The order freezes the two oligarchs’ assets around the world, as well as six companies that they own or control, the bank said.
The purported move came days after the state-owned PrivatBank sued its former owners Kolomoisky and Bogolyubov in the High Court in London for $2.5 billion over massive misappropriation of funds from the bank.
Ukraine’s Cabinet of Ministers nationalized PrivatBank on Dec. 19, 2016, amid pressure from the International Monetary Fund and internal instability at Ukraine’s largest bank. Upon nationalization, the government was forced to fill a hole in the lender’s capital.
Stabilizing PrivatBank has amounted to nearly $5 billion in recapitalization payments, Finance Minister Oleksandr Danylyuk said in a statement.
“This Hr 140 billion is the money of every citizen, every taxpayer, and they must necessarily be returned to the state budget,” Danylyuk said, reacting to the London court ruling.
Government officials, including former National Bank Chief Valeriya Gontareva, allege that Kolomoisky ran an elaborate insider lending scheme to siphon the cash out of the bank over the course of many years.
The Dnipro-born Kolomoisky, whose holdings include 1+1 TV channel, as well as multiple industrial plants around the world, did not immediately reply to a request for comment.
In a late Dec. 20 press release, the state-owned PrivatBank said that the “freezing order was granted on the basis of detailed evidence put to the court that Messrs Kolomoisky and Bogolyubov extracted almost $2 billion from the bank through a particular series of dishonest transactions, which had the effect of transferring the funds to companies that they secretly owned or controlled.”

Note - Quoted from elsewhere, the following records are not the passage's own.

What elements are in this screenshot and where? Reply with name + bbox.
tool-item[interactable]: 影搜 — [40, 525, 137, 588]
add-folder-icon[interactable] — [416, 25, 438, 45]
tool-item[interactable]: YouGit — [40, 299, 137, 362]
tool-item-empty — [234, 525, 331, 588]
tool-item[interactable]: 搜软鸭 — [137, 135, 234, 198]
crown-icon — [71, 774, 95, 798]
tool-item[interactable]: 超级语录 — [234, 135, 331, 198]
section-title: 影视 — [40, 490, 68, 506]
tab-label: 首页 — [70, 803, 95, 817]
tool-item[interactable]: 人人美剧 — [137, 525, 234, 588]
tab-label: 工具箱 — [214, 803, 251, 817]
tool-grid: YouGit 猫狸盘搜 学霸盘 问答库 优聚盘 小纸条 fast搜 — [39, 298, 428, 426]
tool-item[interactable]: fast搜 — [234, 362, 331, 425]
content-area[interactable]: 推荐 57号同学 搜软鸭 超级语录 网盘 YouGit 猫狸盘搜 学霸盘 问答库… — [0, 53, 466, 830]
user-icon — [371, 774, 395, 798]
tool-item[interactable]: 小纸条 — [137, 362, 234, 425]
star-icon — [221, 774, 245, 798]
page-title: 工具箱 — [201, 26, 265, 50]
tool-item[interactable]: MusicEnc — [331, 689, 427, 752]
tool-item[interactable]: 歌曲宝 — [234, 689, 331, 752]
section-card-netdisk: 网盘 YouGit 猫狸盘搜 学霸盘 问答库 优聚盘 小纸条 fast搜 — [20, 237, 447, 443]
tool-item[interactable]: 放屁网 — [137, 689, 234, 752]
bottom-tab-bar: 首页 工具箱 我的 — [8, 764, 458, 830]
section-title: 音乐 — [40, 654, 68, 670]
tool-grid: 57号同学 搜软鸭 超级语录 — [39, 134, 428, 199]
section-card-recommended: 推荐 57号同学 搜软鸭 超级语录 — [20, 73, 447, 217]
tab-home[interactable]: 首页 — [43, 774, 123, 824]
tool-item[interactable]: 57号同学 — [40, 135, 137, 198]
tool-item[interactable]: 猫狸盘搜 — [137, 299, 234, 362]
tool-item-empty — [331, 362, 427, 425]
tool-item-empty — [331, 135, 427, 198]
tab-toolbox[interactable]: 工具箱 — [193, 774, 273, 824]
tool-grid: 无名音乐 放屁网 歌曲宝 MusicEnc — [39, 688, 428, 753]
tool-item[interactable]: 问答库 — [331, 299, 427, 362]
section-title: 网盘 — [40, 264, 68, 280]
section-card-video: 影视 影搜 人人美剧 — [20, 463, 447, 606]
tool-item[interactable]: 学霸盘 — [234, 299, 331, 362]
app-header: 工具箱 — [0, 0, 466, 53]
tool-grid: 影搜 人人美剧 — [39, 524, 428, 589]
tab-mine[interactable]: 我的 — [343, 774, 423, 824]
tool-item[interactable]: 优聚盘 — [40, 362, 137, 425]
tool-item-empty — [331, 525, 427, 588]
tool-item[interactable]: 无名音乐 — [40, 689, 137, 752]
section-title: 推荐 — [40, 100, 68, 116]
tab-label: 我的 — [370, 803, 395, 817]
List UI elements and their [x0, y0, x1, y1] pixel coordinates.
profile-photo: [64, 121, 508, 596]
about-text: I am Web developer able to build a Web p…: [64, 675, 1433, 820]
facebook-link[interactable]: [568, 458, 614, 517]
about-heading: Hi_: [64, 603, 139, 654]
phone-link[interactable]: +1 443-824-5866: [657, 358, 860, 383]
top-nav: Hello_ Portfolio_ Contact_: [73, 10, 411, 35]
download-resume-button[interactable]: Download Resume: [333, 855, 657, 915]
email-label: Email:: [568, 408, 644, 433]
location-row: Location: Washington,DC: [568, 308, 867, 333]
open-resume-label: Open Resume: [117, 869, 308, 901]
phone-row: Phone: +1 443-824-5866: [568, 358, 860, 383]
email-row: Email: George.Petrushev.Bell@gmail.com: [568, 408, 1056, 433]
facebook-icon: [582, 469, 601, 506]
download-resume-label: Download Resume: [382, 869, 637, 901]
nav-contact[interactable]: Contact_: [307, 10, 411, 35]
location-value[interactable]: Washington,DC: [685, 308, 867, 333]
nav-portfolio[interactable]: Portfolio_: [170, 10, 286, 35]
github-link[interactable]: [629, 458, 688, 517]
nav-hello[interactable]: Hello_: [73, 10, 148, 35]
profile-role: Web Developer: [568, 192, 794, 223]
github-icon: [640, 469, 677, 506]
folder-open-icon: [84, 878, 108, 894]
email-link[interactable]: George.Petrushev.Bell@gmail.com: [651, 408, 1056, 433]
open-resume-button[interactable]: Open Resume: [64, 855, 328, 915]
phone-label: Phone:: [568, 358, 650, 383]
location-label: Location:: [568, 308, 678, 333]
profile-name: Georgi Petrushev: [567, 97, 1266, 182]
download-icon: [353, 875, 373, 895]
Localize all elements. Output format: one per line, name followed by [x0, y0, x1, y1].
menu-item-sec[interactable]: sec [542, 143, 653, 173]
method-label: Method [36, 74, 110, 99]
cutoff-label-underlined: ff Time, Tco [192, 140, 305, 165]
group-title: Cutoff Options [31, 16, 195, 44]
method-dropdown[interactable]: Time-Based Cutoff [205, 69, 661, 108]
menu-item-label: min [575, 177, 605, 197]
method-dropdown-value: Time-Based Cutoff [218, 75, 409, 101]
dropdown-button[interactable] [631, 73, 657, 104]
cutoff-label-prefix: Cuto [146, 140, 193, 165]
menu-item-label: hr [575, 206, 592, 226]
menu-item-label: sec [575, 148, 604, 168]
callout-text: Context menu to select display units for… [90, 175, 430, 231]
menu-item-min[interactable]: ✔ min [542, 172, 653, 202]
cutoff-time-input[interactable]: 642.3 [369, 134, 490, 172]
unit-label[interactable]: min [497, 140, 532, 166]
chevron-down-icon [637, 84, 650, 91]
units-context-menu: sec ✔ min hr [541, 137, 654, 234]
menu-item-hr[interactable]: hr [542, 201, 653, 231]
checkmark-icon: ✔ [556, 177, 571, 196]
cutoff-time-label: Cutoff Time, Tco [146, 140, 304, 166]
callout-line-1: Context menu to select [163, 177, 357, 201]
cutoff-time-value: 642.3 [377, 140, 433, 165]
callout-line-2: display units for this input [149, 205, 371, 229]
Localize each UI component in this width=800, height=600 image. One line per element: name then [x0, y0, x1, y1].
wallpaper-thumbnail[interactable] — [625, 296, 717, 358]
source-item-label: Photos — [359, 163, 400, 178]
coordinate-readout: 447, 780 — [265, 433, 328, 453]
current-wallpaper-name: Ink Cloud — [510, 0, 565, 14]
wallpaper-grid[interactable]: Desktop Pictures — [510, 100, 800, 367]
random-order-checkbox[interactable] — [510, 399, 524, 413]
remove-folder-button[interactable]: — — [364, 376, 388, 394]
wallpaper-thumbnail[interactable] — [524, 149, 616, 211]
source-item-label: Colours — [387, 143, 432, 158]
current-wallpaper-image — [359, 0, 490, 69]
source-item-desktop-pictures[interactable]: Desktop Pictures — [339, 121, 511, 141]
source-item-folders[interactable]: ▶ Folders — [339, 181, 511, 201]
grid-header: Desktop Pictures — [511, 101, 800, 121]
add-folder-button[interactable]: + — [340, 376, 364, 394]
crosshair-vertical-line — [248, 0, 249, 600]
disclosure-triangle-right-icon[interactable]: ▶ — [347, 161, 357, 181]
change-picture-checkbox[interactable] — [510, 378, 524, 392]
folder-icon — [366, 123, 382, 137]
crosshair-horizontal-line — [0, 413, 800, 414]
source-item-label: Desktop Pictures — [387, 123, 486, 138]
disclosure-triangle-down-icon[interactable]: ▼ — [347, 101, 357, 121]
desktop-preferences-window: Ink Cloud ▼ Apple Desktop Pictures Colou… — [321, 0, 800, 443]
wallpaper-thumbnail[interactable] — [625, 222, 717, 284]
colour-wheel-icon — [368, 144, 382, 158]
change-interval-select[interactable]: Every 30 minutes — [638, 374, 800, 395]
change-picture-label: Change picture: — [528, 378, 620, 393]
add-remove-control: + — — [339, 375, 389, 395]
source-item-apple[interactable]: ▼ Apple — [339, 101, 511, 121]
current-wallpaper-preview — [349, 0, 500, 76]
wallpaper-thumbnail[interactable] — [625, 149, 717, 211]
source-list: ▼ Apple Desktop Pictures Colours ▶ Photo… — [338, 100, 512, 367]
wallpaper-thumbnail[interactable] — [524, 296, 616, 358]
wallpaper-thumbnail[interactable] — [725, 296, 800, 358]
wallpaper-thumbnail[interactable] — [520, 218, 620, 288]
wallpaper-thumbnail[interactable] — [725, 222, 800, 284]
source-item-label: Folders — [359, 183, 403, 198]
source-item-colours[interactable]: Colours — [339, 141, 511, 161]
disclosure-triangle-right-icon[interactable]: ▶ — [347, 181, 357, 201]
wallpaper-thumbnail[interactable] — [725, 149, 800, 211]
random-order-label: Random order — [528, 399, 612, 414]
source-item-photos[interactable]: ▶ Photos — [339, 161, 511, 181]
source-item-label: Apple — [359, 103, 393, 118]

Law firm Hogan Lovells is representing Ukraine in the London court battle. The same firm represented Kazakh BTA Bank in a bank fraud case against Mukhtar Ablyazov, the lender’s former chairman.
This is not the firm’s first time squaring off against Kolomoisky. Hogan Lovells represented rival Dnipro oligarch Viktor Pinchuk in another London court battle in 2015, which settled out of court for an undisclosed sum. The settlement included Kolomoisky and Bogolyubov giving Pinchuk a landmark building on Trafalgar Square.
Ukraine’s National Bank hired forensic auditing firms AlixPartners and Kroll to conduct a forensic audit of insider lending at the bank.
But those investigations have been in danger in recent days after a Kyiv court ruled on Dec. 15 that the government’s hiring of AlixPartners and Kroll was illegal in a lawsuit filed by Kolomoisky. Ukraine’s National Bank said it would appeal the decision.
Weeks before, on Nov. 25, Kolomoisky was spotted having coffee in Amsterdam with current Prosecutor General Yuriy Lutsenko, apparently at random by a visiting Ukrainian student.
“PrivatBank is confident that the English court will determine its claims fairly and objectively and that it will succeed in recovering funds that have been misappropriated from it,” the bank wrote in a statement.
A copy of the decision was not immediately available.